Gibb-Carsley pointed to a Reuters story in early 2013 that revealed Huawei’s control of Skycom, and how it attempted to import U.S. computer equipment into Iran. He told the court that several banks asked Huawei after that story whether the allegations about Skycom and Iran were true.
“Ms. Meng, herself, made misrepresentations to those financial institutions in a form of damage control to the Reuters article,” he said.
The victim banks were “induced into carrying out transactions that they otherwise would not have completed; this violated the bank’s internal policies, potentially violated U.S. sanction laws and exposed the banks to risk of fines and forfeitures.”
If extradicted and tried in the U.S., Meng could face up to 30 years in jail.
Martin, however, said Meng has had no reason to travel to the U.S. AT&T reneged on an agreement to carry Huawei consumer products.
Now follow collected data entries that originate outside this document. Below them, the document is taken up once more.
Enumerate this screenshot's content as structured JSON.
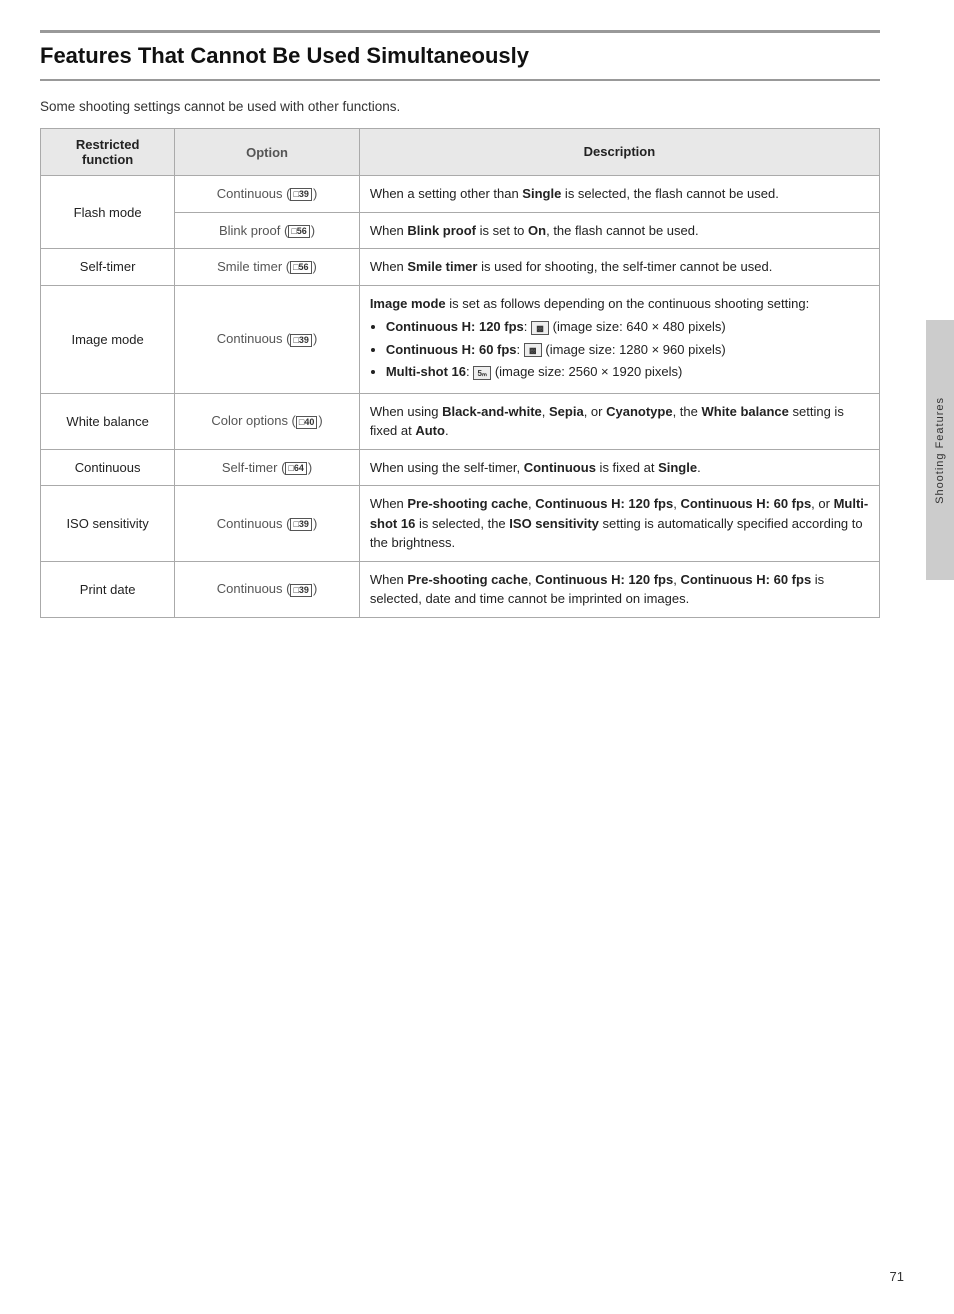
{
  "page": {
    "title": "Features That Cannot Be Used Simultaneously",
    "subtitle": "Some shooting settings cannot be used with other functions.",
    "side_tab": "Shooting Features",
    "page_number": "71"
  },
  "table": {
    "headers": {
      "restricted": "Restricted function",
      "option": "Option",
      "description": "Description"
    },
    "rows": [
      {
        "restricted": "Flash mode",
        "options": [
          {
            "option": "Continuous (",
            "ref": "39",
            "close": ")"
          },
          {
            "option": "Blink proof (",
            "ref": "56",
            "close": ")"
          }
        ],
        "descriptions": [
          "When a setting other than <b>Single</b> is selected, the flash cannot be used.",
          "When <b>Blink proof</b> is set to <b>On</b>, the flash cannot be used."
        ]
      },
      {
        "restricted": "Self-timer",
        "options": [
          {
            "option": "Smile timer (",
            "ref": "56",
            "close": ")"
          }
        ],
        "descriptions": [
          "When <b>Smile timer</b> is used for shooting, the self-timer cannot be used."
        ]
      },
      {
        "restricted": "Image mode",
        "options": [
          {
            "option": "Continuous (",
            "ref": "39",
            "close": ")"
          }
        ],
        "descriptions": [
          "image_mode_complex"
        ]
      },
      {
        "restricted": "White balance",
        "options": [
          {
            "option": "Color options (",
            "ref": "40",
            "close": ")"
          }
        ],
        "descriptions": [
          "When using <b>Black-and-white</b>, <b>Sepia</b>, or <b>Cyanotype</b>, the <b>White balance</b> setting is fixed at <b>Auto</b>."
        ]
      },
      {
        "restricted": "Continuous",
        "options": [
          {
            "option": "Self-timer (",
            "ref": "64",
            "close": ")"
          }
        ],
        "descriptions": [
          "When using the self-timer, <b>Continuous</b> is fixed at <b>Single</b>."
        ]
      },
      {
        "restricted": "ISO sensitivity",
        "options": [
          {
            "option": "Continuous (",
            "ref": "39",
            "close": ")"
          }
        ],
        "descriptions": [
          "When <b>Pre-shooting cache</b>, <b>Continuous H: 120 fps</b>, <b>Continuous H: 60 fps</b>, or <b>Multi-shot 16</b> is selected, the <b>ISO sensitivity</b> setting is automatically specified according to the brightness."
        ]
      },
      {
        "restricted": "Print date",
        "options": [
          {
            "option": "Continuous (",
            "ref": "39",
            "close": ")"
          }
        ],
        "descriptions": [
          "When <b>Pre-shooting cache</b>, <b>Continuous H: 120 fps</b>, <b>Continuous H: 60 fps</b> is selected, date and time cannot be imprinted on images."
        ]
      }
    ]
  }
}
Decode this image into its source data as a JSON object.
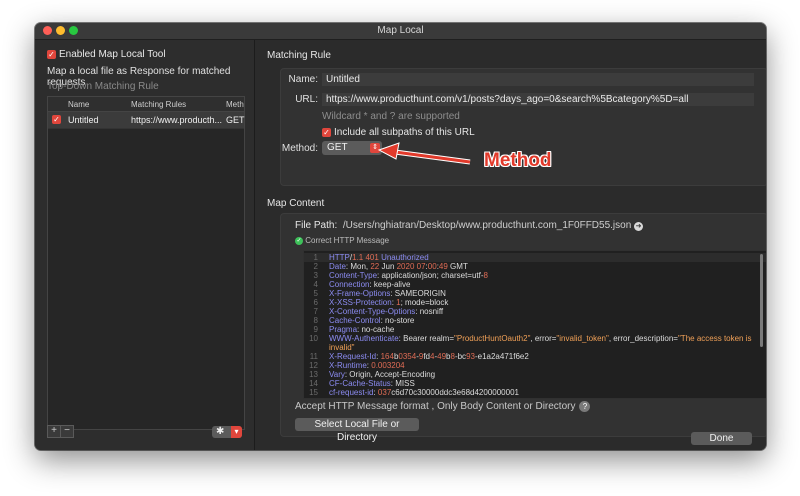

Amid a trade war with China, the U.S. government banned bidders from using Huawei products.
“An entity would have to be tone deaf to not understand the the U.S. had become a hostile place for Huawei to do business and, in essence, the company had abandoned the U.S. market,” Martin said. “Not only Ms. Meng, but the other executives that the U.S. government points to that no longer travel to the U.S. have little reason to travel there.”
Martin proposed Meng would put her Vancouver real estate and cash forward as a surety, to ensure she doesn’t flee Canada while awaiting an extradition hearing. She would surrender her Hong Kong and China passports and welcome RCMP for random check-up visits while living in the Dunbar house under a round-the-clock surveillance regimen.
A publication ban was cancelled early in the hearing in the heavily secured courtroom built for the Air India bombing trial in 2002. Nearly all the 150 seats were filled, mainly by media from around the world.
Two men from the Chinese consulate sat in the front row, on the other side of an aisle from where Liu sat with Huawei executives, behind the prisoner’s dock. Liu and Meng gestured at each other when she entered, in relatively good spirits. Meng, dressed in a drab, dark green prison sweatshirt and pants, took sips from a paper cup while scribbling notes on a pad during the legal arguments.
The hallway was filled with dozens of other curious onlookers who followed the proceedings on large TV screens. Court sheriffs kept busy warning exuberant Mandarin speakers to stop using their mobile phones to snap phtographs in the courthouse. Tech-savvy and fashionably dressed Chinese women in their 20s and 30s crowded the area around the doorway to get a glimpse of Meng, a rare female executive in a country where the inner circle of President Xi Jinping’s Communist administration is all male and few women occupy C-suites at the largest companies.
Court heard that Meng worked her way up from being a secretary at Huawei in 1993 to the deputy chair that she is today.
Unlike the U.S., where Huawei is feared to be part of China’s vast spying infrastructure, Canadian telecoms have embraced the aggressive marketer. Huawei is a research and development partner of Telus and funds a 5G development lab at the University of B.C.
Huawei is even a major advertiser on one of the nation’s dearest cultural institutions, Hockey Night in Canada.